La Banque de France évoque, elle, une fourchette de déficit comprise entre 5 % et 5,5 %. « Il faudra surveiller de près la situation allemande », avertit Stéphanie Villers, alors que des élections anticipées sont prévues en février outre-rhin. « Si Berlin décide d’un vaste plan de soutien à son économie par l’emprunt, il y aura concurrence sur les marchés financiers, et les investisseurs se tourneront sans aucun doute vers la dette allemande, beaucoup plus rassurante. Cela poussera la France à emprunter à des taux supérieurs, et donc à creuser la dette et le déficit. »
Le chômage
« Il risque vraisemblablement de remonter, encore une mauvaise nouvelle pour le pays. Les investissements ralentissent, que ce soit ceux de l’étranger ou des entreprises françaises. La France n’inspire plus confiance et son instabilité politique nuit à son attractivité », prévient Stéphanie Villers. La banque de France évoque un chômage à 7,8 %, contre 7,4 % en 2024. Même prévision pour le BIPE, confirme Anne-Sophie Alsif. « Selon Eurostat, le chômage des jeunes est déjà à 21 % et il devrait se creuser », complète Marc Touati, toujours là pour enfoncer le clou.
La consommation des ménages et le pouvoir d’achat
Un peu de bonnes nouvelles quand même. La consommation des ménages devrait augmenter, bien aidé par la poursuite de la désinflation. « De 2,3 % en 2024, l’inflation devrait diminuer à 1,5 % en 2025, soit un gain de pouvoir d’achat qui pourrait pousser à recommencer », salue Stéphanie Villers. D’autant que l’épargne sera moins attractive. Le livret A par exemple passera de 3 % de taux d’intérêt à 2,5 % dès le 1er février.

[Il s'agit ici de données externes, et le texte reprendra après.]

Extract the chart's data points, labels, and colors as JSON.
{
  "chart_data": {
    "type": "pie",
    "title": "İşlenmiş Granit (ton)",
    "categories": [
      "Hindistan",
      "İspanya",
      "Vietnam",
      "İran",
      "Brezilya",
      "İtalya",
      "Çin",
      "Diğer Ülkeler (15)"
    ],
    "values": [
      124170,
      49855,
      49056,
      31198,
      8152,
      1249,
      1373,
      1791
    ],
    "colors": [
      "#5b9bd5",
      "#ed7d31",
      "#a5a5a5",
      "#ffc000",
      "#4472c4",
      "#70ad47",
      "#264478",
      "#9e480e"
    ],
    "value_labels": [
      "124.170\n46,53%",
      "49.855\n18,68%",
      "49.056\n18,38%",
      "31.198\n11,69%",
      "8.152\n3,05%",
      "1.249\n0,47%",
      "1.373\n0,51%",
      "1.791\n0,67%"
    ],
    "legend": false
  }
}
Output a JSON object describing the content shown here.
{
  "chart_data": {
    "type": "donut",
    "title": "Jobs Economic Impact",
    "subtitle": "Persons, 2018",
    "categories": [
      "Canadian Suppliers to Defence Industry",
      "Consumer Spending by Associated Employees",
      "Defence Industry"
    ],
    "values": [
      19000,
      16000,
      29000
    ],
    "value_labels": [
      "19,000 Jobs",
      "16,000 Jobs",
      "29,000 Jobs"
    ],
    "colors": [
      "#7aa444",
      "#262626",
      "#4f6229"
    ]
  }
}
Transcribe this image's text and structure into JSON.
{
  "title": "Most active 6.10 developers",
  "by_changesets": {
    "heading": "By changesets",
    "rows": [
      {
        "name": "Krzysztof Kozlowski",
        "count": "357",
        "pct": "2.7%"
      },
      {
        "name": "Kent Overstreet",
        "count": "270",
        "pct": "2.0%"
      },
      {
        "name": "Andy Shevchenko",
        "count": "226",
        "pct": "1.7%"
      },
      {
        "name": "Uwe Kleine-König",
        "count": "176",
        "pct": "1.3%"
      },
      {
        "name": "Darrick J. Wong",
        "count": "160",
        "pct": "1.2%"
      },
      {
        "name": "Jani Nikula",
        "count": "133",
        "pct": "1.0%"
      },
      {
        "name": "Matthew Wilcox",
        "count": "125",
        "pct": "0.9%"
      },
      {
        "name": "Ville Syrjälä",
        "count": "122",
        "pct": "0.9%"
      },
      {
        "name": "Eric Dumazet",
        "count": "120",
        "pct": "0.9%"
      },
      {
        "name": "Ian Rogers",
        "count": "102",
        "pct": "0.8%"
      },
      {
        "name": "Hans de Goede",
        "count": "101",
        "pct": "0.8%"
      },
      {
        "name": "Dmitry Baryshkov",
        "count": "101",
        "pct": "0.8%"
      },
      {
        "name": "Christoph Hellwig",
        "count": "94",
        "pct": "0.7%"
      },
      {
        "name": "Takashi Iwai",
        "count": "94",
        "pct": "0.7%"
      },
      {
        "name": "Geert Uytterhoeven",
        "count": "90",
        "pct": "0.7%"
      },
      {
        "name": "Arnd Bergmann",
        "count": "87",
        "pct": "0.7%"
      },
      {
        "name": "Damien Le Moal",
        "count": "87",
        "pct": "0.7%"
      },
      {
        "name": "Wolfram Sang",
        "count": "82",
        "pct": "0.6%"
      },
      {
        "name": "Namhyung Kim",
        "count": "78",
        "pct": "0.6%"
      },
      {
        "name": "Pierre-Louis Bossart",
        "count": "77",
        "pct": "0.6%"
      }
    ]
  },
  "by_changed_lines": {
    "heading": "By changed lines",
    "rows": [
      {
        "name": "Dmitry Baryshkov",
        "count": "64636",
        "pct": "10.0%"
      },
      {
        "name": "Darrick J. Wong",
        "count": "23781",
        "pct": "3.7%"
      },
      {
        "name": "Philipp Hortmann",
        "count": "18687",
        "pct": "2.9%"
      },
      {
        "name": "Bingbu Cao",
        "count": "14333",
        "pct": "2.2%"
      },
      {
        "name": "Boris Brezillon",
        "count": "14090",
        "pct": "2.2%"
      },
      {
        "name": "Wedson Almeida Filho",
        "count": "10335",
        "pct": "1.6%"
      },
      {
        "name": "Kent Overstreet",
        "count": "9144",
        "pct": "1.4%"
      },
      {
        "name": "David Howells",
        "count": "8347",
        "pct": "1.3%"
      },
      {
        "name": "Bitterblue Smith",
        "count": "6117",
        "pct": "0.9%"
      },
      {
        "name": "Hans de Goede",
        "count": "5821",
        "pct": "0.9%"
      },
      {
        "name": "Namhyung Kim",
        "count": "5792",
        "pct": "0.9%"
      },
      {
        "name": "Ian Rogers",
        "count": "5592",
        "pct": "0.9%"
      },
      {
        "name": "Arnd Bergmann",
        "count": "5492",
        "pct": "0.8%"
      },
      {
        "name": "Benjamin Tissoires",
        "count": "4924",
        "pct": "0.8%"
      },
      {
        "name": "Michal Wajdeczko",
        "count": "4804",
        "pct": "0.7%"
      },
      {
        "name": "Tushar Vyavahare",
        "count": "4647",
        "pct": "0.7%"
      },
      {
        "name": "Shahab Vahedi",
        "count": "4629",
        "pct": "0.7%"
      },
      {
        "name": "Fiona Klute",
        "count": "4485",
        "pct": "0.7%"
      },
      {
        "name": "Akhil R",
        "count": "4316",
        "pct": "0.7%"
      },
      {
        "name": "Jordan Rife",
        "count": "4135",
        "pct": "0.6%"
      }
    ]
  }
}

« Alors que les investissements des entreprises apporteront une contribution négative à l’économie française, la consommation des ménages, elle, devrait être positive », se réjouit Anne-Sophie Alsif. Le taux d’épargne des Français, estimés à 18 % du revenu brut en 2024, devrait baisser à 17,2 % ». Une donnée indispensable pour l’économie française. « C’est rassurant car cela montre que le potentiel économique est là, mais qu’il faut le dépenser. Aux Etats-Unis, ce taux n’est que de 4 % par exemple », indique la cheffe économique du BIPE.
Mais on en revient inlassablement au même point, pour que les ménages dépensent, il faut qu’ils retrouvent de la confiance, et donc une meilleure stabilité politique dans le pays. Autant dire, qu’au vu de la situation de l’Assemblée nationale, l’économie française n’est effectivement pas tirée d’affaire en 2025.